President Donald Trump has signed two new executive orders, boosting historically black colleges and rolling back environmental protections created under the previous administration. He also signed two bills that aim to increase the presence of women in STEM fields.
On the last day of Black History Month, Trump signed an executive order that will move the Historically Black Colleges and Universities (HBCUs) initiative from the Department of Education’s purview back to the White House.
Although every president since Jimmy Carter in 1980 has reorganized the initiative through executive orders, Trump said his White House will make it “an absolute priority.” Previous administrations have “lost track because they didn’t have the full force of the White House behind it.”
The initiative will now be led by a person “who reports to a senior advisor to the president.” One of its goals will be to promote HBCUs as “strategic partners” in the president’s “urban agenda of creating jobs and making inner cities safe again,” a senior White House official told reporters in a background briefing.
The executive order comes after Trump, Vice President Mike Pence and Education Secretary Betsy DeVos met with representatives of more than 60 of the country’s 107 HBCUs in the Oval Office on Monday, where Trump joked that he didn’t think “we've ever had this many people in the Oval Office. This could be a new record, forever.”
“You deserve far more credit than you get, and know that beginning today, this administration is committed to making sure that our historically black colleges and universities get the credit and the attention they deserve,” Pence said. “Get ready for a great and energetic partnership in the days ahead.”
However, DeVos faced a backlash after she linked HBCUs ‒ which were established to educate African-Americans shut out of traditional colleges due to segregation after the Civil War ‒ to her controversial school choice plan, saying that they are “real pioneers when it comes to school choice.”
“They are living proof that when more options are provided to students, they are afforded greater access and great quality,” she said in a statement. “Their success has shown that more options help students flourish.”
Dialing back water regulations
As farmers, home builders and county commissioners looked on, Trump signed an executive order that instructed the Environmental Protection Agency (EPA) and the US Army Corps of Engineers to review and reconsider the 2015 Waters of the United States (WOTUS) environmental rule, which gave the federal government broad authority to limit pollution not only in major water bodies but in streams and wetlands that feed them. The president called WOTUS a “very destructive and horrible rule.”
“A few years ago the EPA decided that ‘navigable waters’ could mean nearly every puddle or every ditch on a farmer’s land, or everywhere else that they decide,” Trump said. “It was a massive land grab.”
The president would prefer that the rule only apply to “navigable waters” affecting “interstate commerce.”
It could take well more than a year for the directive and its subsequent rulemaking to be carried out, the Washington Post reported.

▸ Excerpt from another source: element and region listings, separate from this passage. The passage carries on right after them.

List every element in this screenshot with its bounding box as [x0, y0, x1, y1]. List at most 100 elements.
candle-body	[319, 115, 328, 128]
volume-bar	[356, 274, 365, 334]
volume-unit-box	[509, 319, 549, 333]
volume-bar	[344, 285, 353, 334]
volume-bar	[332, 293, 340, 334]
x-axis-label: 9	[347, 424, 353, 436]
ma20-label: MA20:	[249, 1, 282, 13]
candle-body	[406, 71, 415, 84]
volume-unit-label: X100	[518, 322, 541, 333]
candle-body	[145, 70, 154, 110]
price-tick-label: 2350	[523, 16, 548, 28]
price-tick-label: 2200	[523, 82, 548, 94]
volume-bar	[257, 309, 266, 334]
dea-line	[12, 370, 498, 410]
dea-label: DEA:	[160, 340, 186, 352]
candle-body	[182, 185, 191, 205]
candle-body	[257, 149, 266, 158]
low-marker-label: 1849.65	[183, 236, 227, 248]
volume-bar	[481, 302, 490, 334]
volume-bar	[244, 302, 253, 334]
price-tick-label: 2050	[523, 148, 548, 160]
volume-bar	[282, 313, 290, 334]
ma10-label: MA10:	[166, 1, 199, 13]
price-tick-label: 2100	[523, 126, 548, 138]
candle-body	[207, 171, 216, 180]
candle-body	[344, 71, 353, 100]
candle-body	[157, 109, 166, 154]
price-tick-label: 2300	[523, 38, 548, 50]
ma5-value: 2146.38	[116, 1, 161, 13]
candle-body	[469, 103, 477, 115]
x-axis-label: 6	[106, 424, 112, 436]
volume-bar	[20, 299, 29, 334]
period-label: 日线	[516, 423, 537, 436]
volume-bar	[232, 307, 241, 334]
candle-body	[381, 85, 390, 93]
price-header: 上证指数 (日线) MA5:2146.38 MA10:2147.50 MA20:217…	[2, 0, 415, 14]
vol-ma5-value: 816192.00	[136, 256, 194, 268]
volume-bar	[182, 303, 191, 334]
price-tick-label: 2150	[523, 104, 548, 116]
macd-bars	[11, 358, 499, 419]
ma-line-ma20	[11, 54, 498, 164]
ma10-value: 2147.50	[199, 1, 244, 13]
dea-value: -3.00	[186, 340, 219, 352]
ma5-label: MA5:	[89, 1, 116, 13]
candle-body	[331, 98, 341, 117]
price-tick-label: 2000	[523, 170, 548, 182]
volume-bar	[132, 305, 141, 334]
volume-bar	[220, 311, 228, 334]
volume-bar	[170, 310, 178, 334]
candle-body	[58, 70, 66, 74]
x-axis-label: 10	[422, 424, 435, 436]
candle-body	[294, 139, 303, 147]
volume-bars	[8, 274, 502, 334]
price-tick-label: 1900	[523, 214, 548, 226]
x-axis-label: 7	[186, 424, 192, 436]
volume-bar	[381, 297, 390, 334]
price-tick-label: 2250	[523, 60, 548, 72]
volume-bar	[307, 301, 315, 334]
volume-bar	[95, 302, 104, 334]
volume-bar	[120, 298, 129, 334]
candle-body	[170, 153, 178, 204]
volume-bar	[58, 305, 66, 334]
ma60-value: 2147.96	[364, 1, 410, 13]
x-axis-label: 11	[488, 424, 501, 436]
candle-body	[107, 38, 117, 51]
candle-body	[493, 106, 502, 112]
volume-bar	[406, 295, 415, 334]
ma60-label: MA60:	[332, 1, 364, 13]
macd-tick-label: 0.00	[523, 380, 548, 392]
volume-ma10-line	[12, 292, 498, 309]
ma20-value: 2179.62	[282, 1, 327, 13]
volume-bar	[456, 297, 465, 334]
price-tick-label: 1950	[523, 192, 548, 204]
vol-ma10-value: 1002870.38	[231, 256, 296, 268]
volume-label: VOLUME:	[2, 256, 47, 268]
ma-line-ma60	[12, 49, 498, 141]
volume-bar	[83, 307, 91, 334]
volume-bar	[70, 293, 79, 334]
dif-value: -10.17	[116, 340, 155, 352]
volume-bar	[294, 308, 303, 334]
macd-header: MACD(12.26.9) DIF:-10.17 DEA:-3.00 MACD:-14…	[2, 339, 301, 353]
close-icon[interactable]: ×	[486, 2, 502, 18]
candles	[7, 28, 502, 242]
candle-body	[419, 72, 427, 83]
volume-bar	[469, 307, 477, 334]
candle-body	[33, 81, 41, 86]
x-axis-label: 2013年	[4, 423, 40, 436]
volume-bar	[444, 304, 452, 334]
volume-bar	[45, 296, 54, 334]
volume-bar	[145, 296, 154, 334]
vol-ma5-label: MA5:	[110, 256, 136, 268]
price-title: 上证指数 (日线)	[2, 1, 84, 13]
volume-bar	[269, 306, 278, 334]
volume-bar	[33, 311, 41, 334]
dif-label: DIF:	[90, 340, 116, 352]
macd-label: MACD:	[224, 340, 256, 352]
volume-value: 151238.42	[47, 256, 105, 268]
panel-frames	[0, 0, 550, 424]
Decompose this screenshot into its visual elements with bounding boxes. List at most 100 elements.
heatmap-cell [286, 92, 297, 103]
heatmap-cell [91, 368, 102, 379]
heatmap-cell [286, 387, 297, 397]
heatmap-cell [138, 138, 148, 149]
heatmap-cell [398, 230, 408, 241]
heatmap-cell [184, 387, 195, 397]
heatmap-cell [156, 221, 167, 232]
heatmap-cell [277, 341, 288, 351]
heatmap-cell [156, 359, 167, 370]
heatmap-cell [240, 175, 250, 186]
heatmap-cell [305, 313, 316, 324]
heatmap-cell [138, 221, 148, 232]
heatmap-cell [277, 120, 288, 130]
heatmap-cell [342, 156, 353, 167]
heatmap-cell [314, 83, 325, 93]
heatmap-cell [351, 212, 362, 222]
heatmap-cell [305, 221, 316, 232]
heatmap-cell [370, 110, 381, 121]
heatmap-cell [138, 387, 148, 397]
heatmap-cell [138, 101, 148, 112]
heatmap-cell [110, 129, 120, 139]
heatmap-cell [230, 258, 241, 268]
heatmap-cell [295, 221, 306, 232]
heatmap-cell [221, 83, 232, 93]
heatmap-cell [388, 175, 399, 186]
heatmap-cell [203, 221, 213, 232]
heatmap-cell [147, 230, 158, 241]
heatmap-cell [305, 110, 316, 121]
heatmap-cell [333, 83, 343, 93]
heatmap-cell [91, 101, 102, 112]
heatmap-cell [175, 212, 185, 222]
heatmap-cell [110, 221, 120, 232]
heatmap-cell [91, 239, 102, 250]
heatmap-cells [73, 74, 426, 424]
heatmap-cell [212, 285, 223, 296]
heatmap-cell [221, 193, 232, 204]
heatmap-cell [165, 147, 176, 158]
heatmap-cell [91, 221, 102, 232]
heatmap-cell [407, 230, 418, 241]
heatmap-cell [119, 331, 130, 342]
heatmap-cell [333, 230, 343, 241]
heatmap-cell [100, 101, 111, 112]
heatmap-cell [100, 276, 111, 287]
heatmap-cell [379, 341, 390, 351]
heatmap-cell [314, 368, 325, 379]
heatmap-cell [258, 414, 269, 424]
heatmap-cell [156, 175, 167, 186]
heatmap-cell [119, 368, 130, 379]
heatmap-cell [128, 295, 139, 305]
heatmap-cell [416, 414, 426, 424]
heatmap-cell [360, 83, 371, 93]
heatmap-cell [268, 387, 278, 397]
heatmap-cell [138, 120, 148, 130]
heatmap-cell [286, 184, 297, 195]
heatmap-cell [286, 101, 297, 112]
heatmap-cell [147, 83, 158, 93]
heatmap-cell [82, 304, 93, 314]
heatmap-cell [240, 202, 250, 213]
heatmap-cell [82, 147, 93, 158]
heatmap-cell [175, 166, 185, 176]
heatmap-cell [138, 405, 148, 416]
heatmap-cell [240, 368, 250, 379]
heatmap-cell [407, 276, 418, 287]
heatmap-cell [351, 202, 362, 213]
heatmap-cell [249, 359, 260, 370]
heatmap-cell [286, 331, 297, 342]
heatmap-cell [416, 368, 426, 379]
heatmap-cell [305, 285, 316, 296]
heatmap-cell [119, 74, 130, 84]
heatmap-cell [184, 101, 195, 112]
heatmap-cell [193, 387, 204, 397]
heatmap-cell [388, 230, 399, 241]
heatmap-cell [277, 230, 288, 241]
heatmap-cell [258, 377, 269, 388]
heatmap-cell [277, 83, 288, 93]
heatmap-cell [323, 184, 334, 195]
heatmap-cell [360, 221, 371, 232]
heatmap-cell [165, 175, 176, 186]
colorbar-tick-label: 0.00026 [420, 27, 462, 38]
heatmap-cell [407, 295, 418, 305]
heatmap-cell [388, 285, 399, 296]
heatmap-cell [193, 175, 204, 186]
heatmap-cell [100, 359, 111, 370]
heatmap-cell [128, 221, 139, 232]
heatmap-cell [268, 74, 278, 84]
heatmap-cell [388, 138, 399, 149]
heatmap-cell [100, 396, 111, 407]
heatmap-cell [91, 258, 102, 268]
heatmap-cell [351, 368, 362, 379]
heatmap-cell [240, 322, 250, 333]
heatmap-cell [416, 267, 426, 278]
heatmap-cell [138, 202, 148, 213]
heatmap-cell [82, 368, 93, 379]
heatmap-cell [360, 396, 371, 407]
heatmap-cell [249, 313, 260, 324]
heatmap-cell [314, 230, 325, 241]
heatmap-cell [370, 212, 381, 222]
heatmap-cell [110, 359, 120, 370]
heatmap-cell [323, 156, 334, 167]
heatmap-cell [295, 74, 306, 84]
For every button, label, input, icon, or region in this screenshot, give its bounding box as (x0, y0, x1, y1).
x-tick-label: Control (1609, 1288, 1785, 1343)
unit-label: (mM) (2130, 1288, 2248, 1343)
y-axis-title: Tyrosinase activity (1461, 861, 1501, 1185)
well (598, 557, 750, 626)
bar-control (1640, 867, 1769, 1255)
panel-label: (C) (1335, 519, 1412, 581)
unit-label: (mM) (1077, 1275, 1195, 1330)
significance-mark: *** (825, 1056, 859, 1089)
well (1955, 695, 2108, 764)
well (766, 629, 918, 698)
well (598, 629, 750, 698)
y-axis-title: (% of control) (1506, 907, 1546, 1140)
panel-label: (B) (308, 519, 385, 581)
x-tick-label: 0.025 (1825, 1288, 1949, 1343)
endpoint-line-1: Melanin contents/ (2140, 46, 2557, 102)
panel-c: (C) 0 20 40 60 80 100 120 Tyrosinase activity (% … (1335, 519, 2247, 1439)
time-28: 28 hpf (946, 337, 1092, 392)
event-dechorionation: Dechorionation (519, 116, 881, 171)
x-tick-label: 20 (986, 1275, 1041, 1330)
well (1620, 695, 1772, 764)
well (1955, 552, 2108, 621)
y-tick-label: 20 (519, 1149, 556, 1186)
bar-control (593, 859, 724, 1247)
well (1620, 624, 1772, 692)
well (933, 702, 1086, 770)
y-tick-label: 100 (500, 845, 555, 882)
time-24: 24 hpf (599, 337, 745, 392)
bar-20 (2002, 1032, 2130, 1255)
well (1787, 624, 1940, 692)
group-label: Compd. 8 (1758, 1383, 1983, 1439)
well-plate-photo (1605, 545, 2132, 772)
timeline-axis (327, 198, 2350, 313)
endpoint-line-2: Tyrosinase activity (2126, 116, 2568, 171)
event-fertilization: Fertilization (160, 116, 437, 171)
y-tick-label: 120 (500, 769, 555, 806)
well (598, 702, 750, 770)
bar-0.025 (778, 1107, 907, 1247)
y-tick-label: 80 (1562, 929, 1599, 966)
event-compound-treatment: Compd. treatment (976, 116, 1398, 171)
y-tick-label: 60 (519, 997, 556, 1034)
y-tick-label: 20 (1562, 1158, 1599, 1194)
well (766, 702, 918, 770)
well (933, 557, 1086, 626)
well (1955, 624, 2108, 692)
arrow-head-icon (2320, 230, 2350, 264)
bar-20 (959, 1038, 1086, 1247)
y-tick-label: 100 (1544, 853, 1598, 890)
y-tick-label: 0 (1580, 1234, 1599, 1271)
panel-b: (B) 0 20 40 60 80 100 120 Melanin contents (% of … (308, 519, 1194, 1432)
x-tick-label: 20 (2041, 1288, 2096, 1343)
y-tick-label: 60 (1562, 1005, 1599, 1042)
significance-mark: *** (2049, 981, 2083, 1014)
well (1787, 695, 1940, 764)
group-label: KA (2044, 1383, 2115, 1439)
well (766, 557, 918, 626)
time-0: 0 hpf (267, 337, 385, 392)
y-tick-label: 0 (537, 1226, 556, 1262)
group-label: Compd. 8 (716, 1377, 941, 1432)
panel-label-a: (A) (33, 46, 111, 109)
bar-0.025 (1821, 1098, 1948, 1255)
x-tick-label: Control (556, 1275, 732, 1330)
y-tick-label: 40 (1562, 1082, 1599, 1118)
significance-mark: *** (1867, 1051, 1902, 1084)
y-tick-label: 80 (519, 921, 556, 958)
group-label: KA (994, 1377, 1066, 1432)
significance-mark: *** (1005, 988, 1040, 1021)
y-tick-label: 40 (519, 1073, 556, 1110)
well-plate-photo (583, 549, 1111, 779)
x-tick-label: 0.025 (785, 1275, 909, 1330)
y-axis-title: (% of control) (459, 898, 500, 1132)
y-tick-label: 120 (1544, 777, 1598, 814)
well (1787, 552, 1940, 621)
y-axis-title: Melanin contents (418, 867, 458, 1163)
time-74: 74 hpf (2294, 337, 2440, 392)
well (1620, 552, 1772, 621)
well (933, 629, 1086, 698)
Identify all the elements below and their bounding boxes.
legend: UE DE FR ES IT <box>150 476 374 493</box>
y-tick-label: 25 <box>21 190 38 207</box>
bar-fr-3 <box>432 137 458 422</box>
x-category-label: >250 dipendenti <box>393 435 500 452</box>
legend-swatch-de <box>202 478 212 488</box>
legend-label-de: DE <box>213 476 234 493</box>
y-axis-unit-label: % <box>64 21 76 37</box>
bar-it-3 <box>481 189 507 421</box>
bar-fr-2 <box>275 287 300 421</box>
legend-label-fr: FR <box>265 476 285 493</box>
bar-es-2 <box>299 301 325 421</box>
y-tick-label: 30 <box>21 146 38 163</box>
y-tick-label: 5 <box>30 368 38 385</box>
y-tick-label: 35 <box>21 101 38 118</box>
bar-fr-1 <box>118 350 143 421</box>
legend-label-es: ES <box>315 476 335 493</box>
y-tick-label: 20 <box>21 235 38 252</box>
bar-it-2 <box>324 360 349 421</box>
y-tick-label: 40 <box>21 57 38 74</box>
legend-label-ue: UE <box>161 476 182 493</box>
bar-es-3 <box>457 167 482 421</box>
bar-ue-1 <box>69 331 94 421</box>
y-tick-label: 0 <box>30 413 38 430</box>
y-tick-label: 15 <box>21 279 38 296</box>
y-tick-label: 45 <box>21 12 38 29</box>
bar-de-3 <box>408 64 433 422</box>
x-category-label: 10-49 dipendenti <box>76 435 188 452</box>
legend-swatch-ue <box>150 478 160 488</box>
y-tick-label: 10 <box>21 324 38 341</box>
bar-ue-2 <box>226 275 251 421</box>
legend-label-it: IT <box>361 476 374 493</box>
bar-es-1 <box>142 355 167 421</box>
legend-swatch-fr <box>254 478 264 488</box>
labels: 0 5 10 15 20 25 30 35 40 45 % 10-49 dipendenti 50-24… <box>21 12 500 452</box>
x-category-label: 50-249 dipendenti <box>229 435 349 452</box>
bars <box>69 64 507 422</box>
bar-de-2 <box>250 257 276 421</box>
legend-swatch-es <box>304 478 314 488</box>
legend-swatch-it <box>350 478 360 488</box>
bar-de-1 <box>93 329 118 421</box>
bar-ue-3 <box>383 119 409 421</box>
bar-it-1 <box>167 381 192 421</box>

The executive order pits the agricultural, construction and real estate industries ‒ who complained that the old rule would stifle economic growth and intrude on property owners’ rights ‒ against outdoor recreation and environmental groups, who said the previous protections were essential to safeguard public drinking water and the ecosystems of about 60 percent of the country’s waterways.
Women in STEM
Trump also signed two bills into law that aim to encourage women to go into the fields of science, technology, engineering and mathematics (STEM). HR 321, the INSPIRE Women Act, directs the head of NASA to encourage female students to study and pursue STEM careers, while HR 255, the Promoting Women in Entrepreneurship Act, encourages the National Science Foundation to support entrepreneurial programs for women in those fields.
“Great news. Really the way to go. Very heavy into the whole NASA situation. So women will be a big, big part of it,” Trump said of the INSPIRE Women Act. He called the Promoting Women in Entrepreneurship Act “so important.”
A bipartisan group of lawmakers, including Senators Joni Ernst (R-Iowa) and Heidi Heitkamp (D-North Dakota), were on hand, as were Pence, DeVos, First Lady Melania Trump and First Daughter Ivanka Trump.